One of the things Chapman said she will work to do as mayor is foster a cooperative attitude among councilmembers. Porterdale's City Council has been notable in the past due to personal conflicts among council members.
Even though the mayor of Porterdale does not have a vote, Chapman said that the position still carries weight because of the potential for the mayor to help build a good working relationship among council members in order to get things accomplished.
Chapman said she feels there is great potential for newly-elected council members to be able to come together and work for the good of the city.
Chapman said citizens have mentioned to her their concerns about the ability of the City Council to work cooperatively.
"Sometimes there is a lack of courtesy among the members, and that needs to stop," she said.
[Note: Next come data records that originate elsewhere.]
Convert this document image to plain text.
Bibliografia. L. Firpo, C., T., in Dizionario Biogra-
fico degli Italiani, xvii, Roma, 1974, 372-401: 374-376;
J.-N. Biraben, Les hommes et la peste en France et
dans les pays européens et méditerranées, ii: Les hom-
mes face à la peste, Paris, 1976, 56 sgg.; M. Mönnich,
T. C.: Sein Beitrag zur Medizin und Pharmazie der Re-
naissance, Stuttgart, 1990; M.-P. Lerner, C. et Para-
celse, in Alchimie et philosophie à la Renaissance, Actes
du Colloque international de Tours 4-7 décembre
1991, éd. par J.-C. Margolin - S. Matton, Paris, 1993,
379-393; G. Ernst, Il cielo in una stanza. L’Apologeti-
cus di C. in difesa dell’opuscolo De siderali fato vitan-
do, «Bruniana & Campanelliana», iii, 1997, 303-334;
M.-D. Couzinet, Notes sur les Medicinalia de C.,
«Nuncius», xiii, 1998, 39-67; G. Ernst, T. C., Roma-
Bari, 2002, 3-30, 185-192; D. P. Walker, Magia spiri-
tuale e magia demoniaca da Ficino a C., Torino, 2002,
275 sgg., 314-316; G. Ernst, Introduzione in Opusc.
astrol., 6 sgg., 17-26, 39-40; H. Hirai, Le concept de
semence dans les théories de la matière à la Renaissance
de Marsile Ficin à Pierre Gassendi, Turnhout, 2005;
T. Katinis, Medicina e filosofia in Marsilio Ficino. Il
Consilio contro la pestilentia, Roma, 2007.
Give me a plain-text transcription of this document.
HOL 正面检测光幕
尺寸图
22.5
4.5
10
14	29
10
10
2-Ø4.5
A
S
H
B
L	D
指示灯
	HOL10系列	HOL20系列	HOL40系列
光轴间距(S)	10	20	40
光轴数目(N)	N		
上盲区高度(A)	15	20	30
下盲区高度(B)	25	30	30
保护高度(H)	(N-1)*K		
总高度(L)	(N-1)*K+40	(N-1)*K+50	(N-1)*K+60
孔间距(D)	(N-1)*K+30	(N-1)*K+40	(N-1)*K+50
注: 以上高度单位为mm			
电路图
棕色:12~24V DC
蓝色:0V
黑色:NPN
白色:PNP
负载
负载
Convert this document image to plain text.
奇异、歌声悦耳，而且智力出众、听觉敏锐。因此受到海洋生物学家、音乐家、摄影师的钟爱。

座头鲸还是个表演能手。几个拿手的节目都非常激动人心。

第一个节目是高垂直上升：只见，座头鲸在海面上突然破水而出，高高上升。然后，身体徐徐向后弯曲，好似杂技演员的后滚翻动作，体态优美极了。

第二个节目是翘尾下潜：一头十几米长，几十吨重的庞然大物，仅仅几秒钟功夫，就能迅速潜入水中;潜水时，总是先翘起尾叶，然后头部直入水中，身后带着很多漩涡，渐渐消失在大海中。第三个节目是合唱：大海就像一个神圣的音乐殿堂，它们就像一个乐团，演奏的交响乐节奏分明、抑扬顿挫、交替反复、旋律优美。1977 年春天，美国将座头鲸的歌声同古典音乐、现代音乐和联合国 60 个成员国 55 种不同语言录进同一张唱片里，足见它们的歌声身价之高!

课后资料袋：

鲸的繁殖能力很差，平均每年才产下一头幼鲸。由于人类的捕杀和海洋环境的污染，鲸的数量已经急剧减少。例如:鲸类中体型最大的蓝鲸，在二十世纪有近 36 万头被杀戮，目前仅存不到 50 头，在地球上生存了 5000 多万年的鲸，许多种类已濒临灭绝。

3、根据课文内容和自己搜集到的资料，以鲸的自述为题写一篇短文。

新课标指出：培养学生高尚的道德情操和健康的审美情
Quality of life issues are important to Chapman, and she hopes to be able to establish parks in all four quadrants in the town, as well as improve recreational access to the Yellow River.
Chapman moved to Porterdale five years ago and last year bought and renovated a 1916 mill house.
"While I have come a long way to find Porterdale, I feel that I have come home," Chapman said in the press release. "My heart is here and I am dedicated to the revitalization of our city."
Chapman spent 16 years in state government, working for the House of Representatives, as a member of the staff of Gov. Zell Miller, and as executive assistant to former Attorney General Thurbert Baker. She has two sons and two granddaughters. She is an active member of Epiphany Lutheran Church in Conyers and as an artist is associated with The Southern Heartland Art Gallery on the Square in Covington.